Building a calibration flight

The fastest way to learn is to taste the ends of each scale together. A classic calibration set stretches the extremes:

  • a plain futsū-shu and a delicate daiginjō (grade and finesse);
  • a rich junmai against a fragrant junmai daiginjō (body vs aroma);
  • a very dry sake (SMV +10 or more) beside a sweet, low-alcohol one;
  • an aged koshu and a fresh junmai muroka nama genshu (the two extremes of freshness).

Then, to isolate a single variable, taste sakes that differ in only one thing: the same grade made with different rice, different polishing, different yeast (#7 vs #9 vs #1801), or pasteurised vs nama. Each pairing teaches one lever.

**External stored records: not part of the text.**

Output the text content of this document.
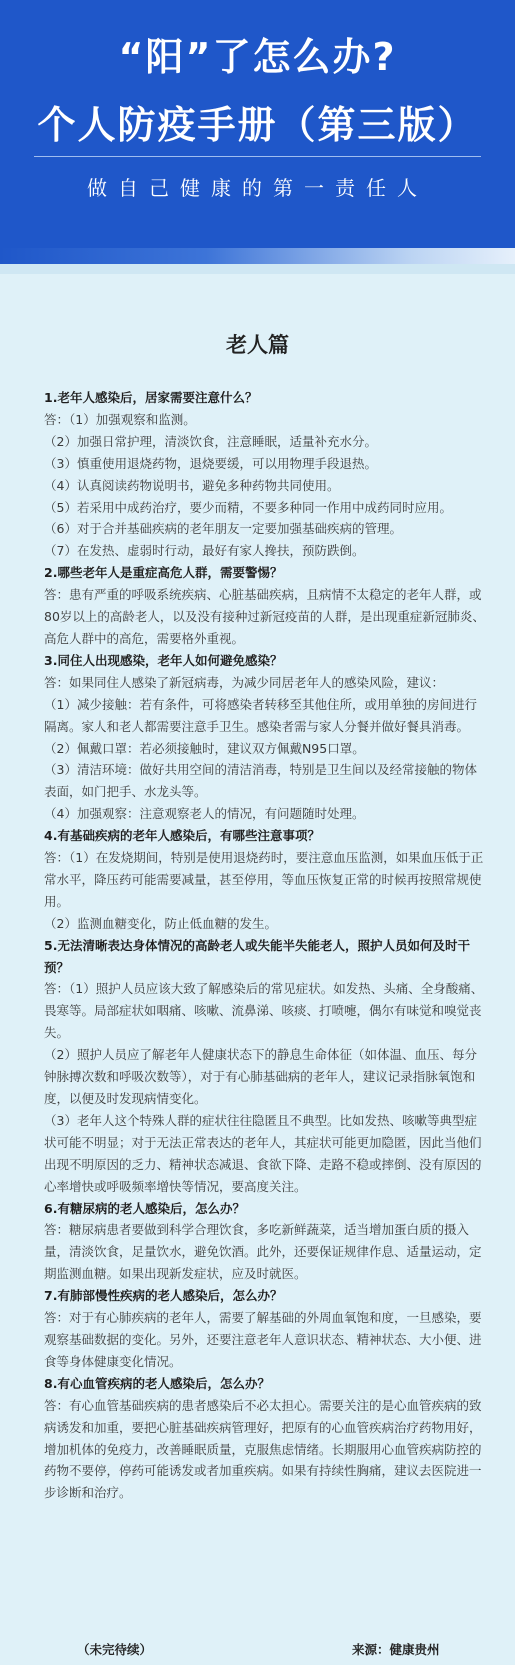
“阳”了怎么办?
个人防疫手册（第三版）
做自己健康的第一责任人
老人篇

1.老年人感染后，居家需要注意什么？

答：（1）加强观察和监测。

（2）加强日常护理，清淡饮食，注意睡眠，适量补充水分。

（3）慎重使用退烧药物，退烧要缓，可以用物理手段退热。

（4）认真阅读药物说明书，避免多种药物共同使用。

（5）若采用中成药治疗，要少而精，不要多种同一作用中成药同时应用。

（6）对于合并基础疾病的老年朋友一定要加强基础疾病的管理。

（7）在发热、虚弱时行动，最好有家人搀扶，预防跌倒。

2.哪些老年人是重症高危人群，需要警惕？

答：患有严重的呼吸系统疾病、心脏基础疾病，且病情不太稳定的老年人群，或80岁以上的高龄老人，以及没有接种过新冠疫苗的人群，是出现重症新冠肺炎、高危人群中的高危，需要格外重视。

3.同住人出现感染，老年人如何避免感染？

答：如果同住人感染了新冠病毒，为减少同居老年人的感染风险，建议：

（1）减少接触：若有条件，可将感染者转移至其他住所，或用单独的房间进行隔离。家人和老人都需要注意手卫生。感染者需与家人分餐并做好餐具消毒。

（2）佩戴口罩：若必须接触时，建议双方佩戴N95口罩。

（3）清洁环境：做好共用空间的清洁消毒，特别是卫生间以及经常接触的物体表面，如门把手、水龙头等。

（4）加强观察：注意观察老人的情况，有问题随时处理。

4.有基础疾病的老年人感染后，有哪些注意事项？

答：（1）在发烧期间，特别是使用退烧药时，要注意血压监测，如果血压低于正常水平，降压药可能需要减量，甚至停用，等血压恢复正常的时候再按照常规使用。

（2）监测血糖变化，防止低血糖的发生。

5.无法清晰表达身体情况的高龄老人或失能半失能老人，照护人员如何及时干预？

答：（1）照护人员应该大致了解感染后的常见症状。如发热、头痛、全身酸痛、畏寒等。局部症状如咽痛、咳嗽、流鼻涕、咳痰、打喷嚏，偶尔有味觉和嗅觉丧失。

（2）照护人员应了解老年人健康状态下的静息生命体征（如体温、血压、每分钟脉搏次数和呼吸次数等），对于有心肺基础病的老年人，建议记录指脉氧饱和度，以便及时发现病情变化。

（3）老年人这个特殊人群的症状往往隐匿且不典型。比如发热、咳嗽等典型症状可能不明显；对于无法正常表达的老年人，其症状可能更加隐匿，因此当他们出现不明原因的乏力、精神状态减退、食欲下降、走路不稳或摔倒、没有原因的心率增快或呼吸频率增快等情况，要高度关注。

6.有糖尿病的老人感染后，怎么办？

答：糖尿病患者要做到科学合理饮食，多吃新鲜蔬菜，适当增加蛋白质的摄入量，清淡饮食，足量饮水，避免饮酒。此外，还要保证规律作息、适量运动，定期监测血糖。如果出现新发症状，应及时就医。

7.有肺部慢性疾病的老人感染后，怎么办？

答：对于有心肺疾病的老年人，需要了解基础的外周血氧饱和度，一旦感染，要观察基础数据的变化。另外，还要注意老年人意识状态、精神状态、大小便、进食等身体健康变化情况。

8.有心血管疾病的老人感染后，怎么办？

答：有心血管基础疾病的患者感染后不必太担心。需要关注的是心血管疾病的致病诱发和加重，要把心脏基础疾病管理好，把原有的心血管疾病治疗药物用好，增加机体的免疫力，改善睡眠质量，克服焦虑情绪。长期服用心血管疾病防控的药物不要停，停药可能诱发或者加重疾病。如果有持续性胸痛，建议去医院进一步诊断和治疗。

（未完待续）	来源：健康贵州
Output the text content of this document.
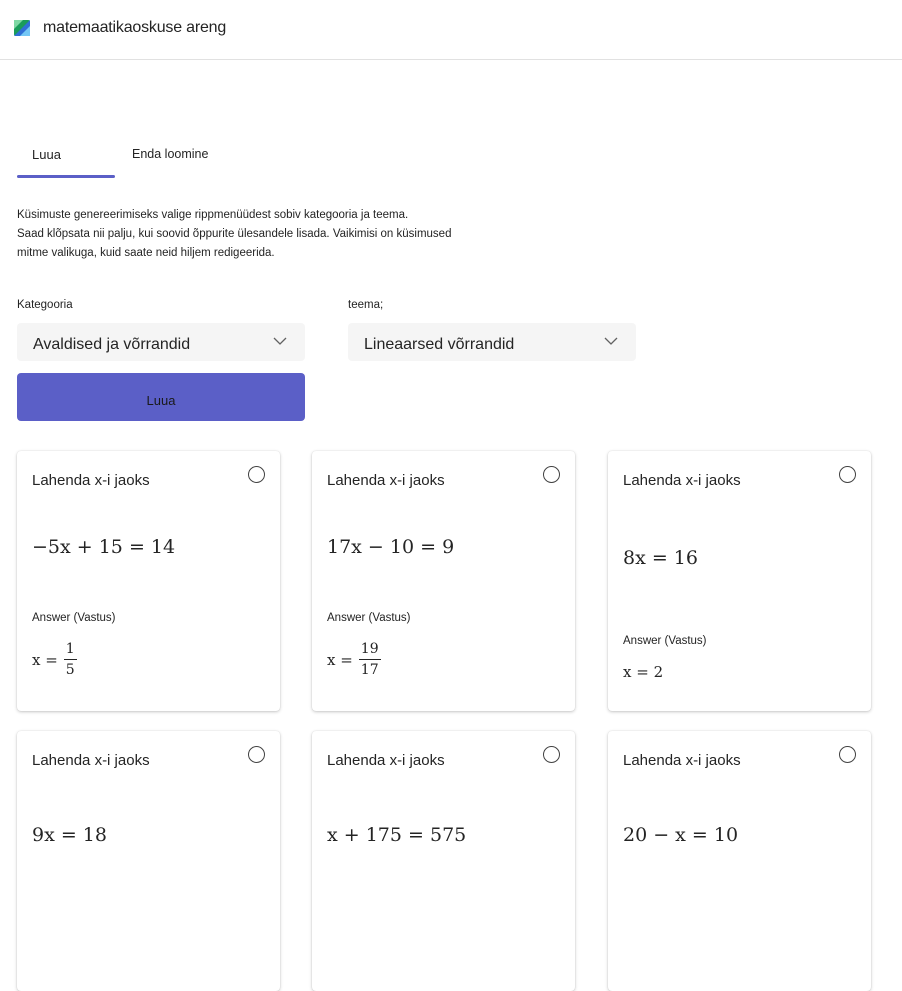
matemaatikaoskuse areng
Luua	Enda loomine
Küsimuste genereerimiseks valige rippmenüüdest sobiv kategooria ja teema.
Saad klõpsata nii palju, kui soovid õppurite ülesandele lisada. Vaikimisi on küsimused
mitme valikuga, kuid saate neid hiljem redigeerida.
Kategooria	teema;
Avaldised ja võrrandid	Lineaarsed võrrandid
Luua
Lahenda x-i jaoks
−5x + 15 = 14
Answer (Vastus)
$x = \frac{1}{5}$
Lahenda x-i jaoks
17x − 10 = 9
Answer (Vastus)
$x = \frac{19}{17}$
Lahenda x-i jaoks
8x = 16
Answer (Vastus)
x = 2
Lahenda x-i jaoks
9x = 18
Lahenda x-i jaoks
x + 175 = 575
Lahenda x-i jaoks
20 − x = 10
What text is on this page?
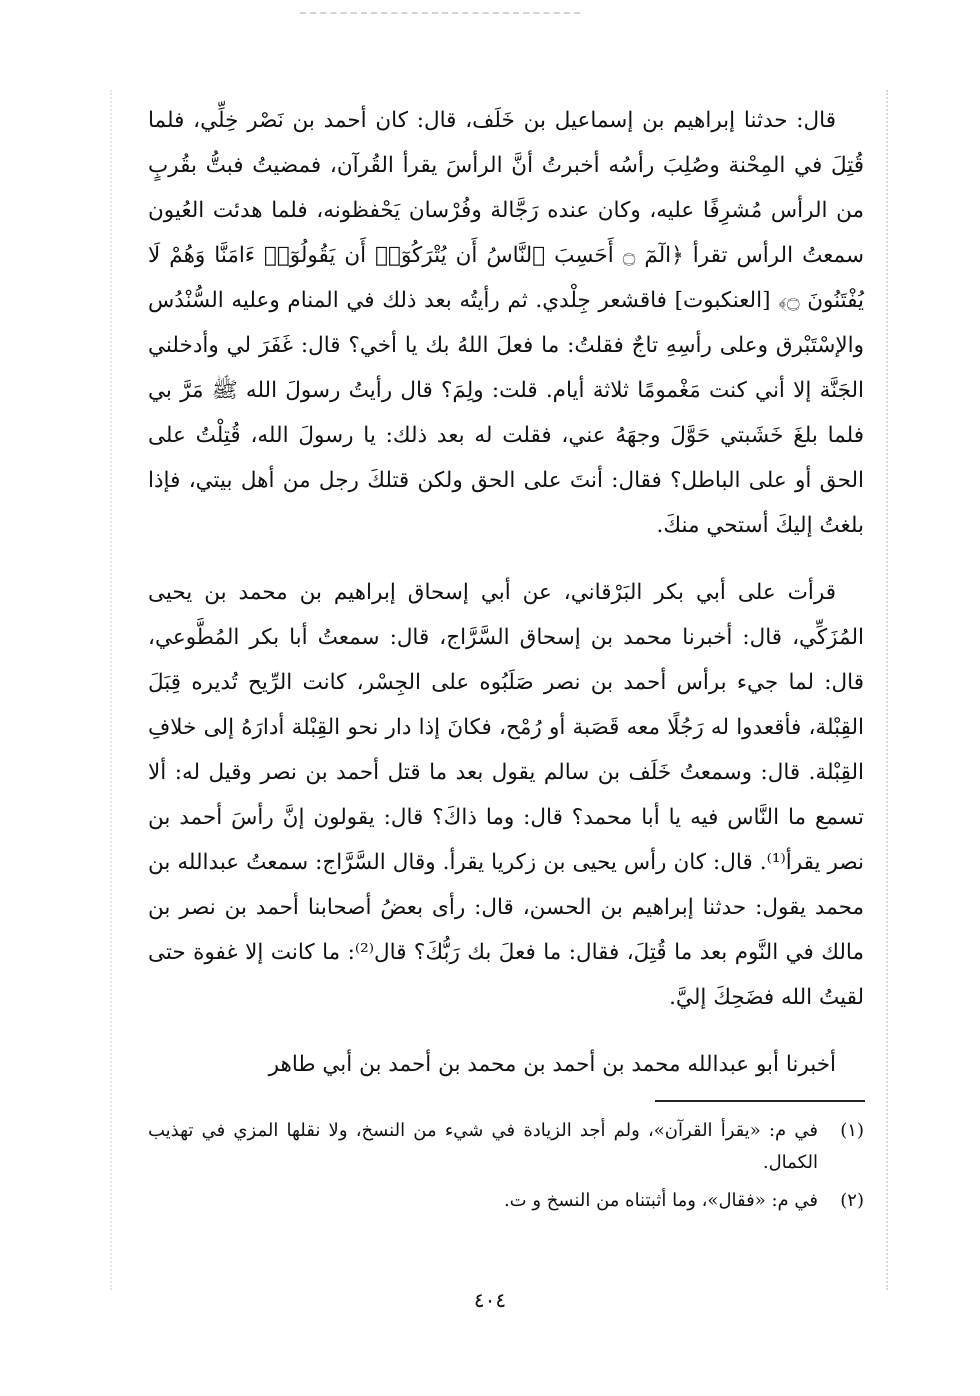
قال: حدثنا إبراهيم بن إسماعيل بن خَلَف، قال: كان أحمد بن نَصْر خِلِّي، فلما قُتِلَ في المِحْنة وصُلِبَ رأسُه أخبرتُ أنَّ الرأسَ يقرأ القُرآن، فمضيتُ فبتُّ بقُربٍ من الرأس مُشرِفًا عليه، وكان عنده رَجَّالة وفُرْسان يَحْفظونه، فلما هدئت العُيون سمعتُ الرأس تقرأ ﴿الٓمٓ ۝ أَحَسِبَ ٱلنَّاسُ أَن يُتْرَكُوٓا۟ أَن يَقُولُوٓا۟ ءَامَنَّا وَهُمْ لَا يُفْتَنُونَ ۝﴾ [العنكبوت] فاقشعر جِلْدي. ثم رأيتُه بعد ذلك في المنام وعليه السُّنْدُس والإسْتَبْرق وعلى رأسِهِ تاجٌ فقلتُ: ما فعلَ اللهُ بك يا أخي؟ قال: غَفَرَ لي وأدخلني الجَنَّة إلا أني كنت مَغْمومًا ثلاثة أيام. قلت: ولِمَ؟ قال رأيتُ رسولَ الله ﷺ مَرَّ بي فلما بلغَ خَشَبتي حَوَّلَ وجهَهُ عني، فقلت له بعد ذلك: يا رسولَ الله، قُتِلْتُ على الحق أو على الباطل؟ فقال: أنتَ على الحق ولكن قتلكَ رجل من أهل بيتي، فإذا بلغتُ إليكَ أستحي منكَ.

قرأت على أبي بكر البَرْقاني، عن أبي إسحاق إبراهيم بن محمد بن يحيى المُزَكِّي، قال: أخبرنا محمد بن إسحاق السَّرَّاج، قال: سمعتُ أبا بكر المُطَّوعي، قال: لما جيء برأس أحمد بن نصر صَلَبُوه على الجِسْر، كانت الرِّيح تُديره قِبَلَ القِبْلة، فأقعدوا له رَجُلًا معه قَصَبة أو رُمْح، فكانَ إذا دار نحو القِبْلة أدارَهُ إلى خلافِ القِبْلة. قال: وسمعتُ خَلَف بن سالم يقول بعد ما قتل أحمد بن نصر وقيل له: ألا تسمع ما النَّاس فيه يا أبا محمد؟ قال: وما ذاكَ؟ قال: يقولون إنَّ رأسَ أحمد بن نصر يقرأ⁽¹⁾. قال: كان رأس يحيى بن زكريا يقرأ. وقال السَّرَّاج: سمعتُ عبدالله بن محمد يقول: حدثنا إبراهيم بن الحسن، قال: رأى بعضُ أصحابنا أحمد بن نصر بن مالك في النَّوم بعد ما قُتِلَ، فقال: ما فعلَ بك رَبُّكَ؟ قال⁽²⁾: ما كانت إلا غفوة حتى لقيتُ الله فضَحِكَ إليَّ.

أخبرنا أبو عبدالله محمد بن أحمد بن محمد بن أحمد بن أبي طاهر

(١)
في م: «يقرأ القرآن»، ولم أجد الزيادة في شيء من النسخ، ولا نقلها المزي في تهذيب الكمال.
(٢)
في م: «فقال»، وما أثبتناه من النسخ و ت.
٤٠٤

Temperature rewrites the tasting

The same sake tastes like two different drinks warm and cold, so temperature is part of the evaluation, not an afterthought. Chilling tightens a sake, sharpening acidity and lifting fragrance — which flatters fruity ginjō but can make a delicate sake seem thin. Warming softens acidity and swells body, aroma and umami — which flatters junmai, honjōzō and kimoto but can blow the fragile esters off a daiginjō. Always note the temperature you tasted at; see storing & serving.

From note to grade

Put it together: a pale, intensely fragrant, apple-and-pear sake with light body and clean, dry finish is almost certainly a ginjō or daiginjō. A gold-tinged, savoury, full, mushroom-and-rice sake with real acidity is a junmai, quite likely kimoto or yamahai. A deep amber, honeyed, nutty glass is koshu. The tasting and the label should agree — and when they don't, trust the glass.

Classic exam questions

  • Name the core scales for describing a sake. — sweetness, acidity, fruitiness/aroma, umami, and intensity/body.
  • What does a fragrant apple-and-pear aroma with delicate body suggest? — a ginjō or daiginjō (high polishing, cool ferment, aromatic yeast).
  • What is a kiki-choko? — the white judging cup with blue janome rings, used to assess colour and clarity.
  • How does warming a sake change it? — it softens acidity and lifts body, aroma and umami; too much can lose a fragrant sake's esters.
  • What is the point of a calibration flight? — to taste the ends of each scale side by side and anchor your judgement.
  • If SMV and the palate disagree, which wins? — the palate; SMV ignores acidity and umami.

Taste against a few scales, always in comparison, and every glass becomes readable — you can name the grade, guess the starter, and know whether to chill it or warm it before you check the label.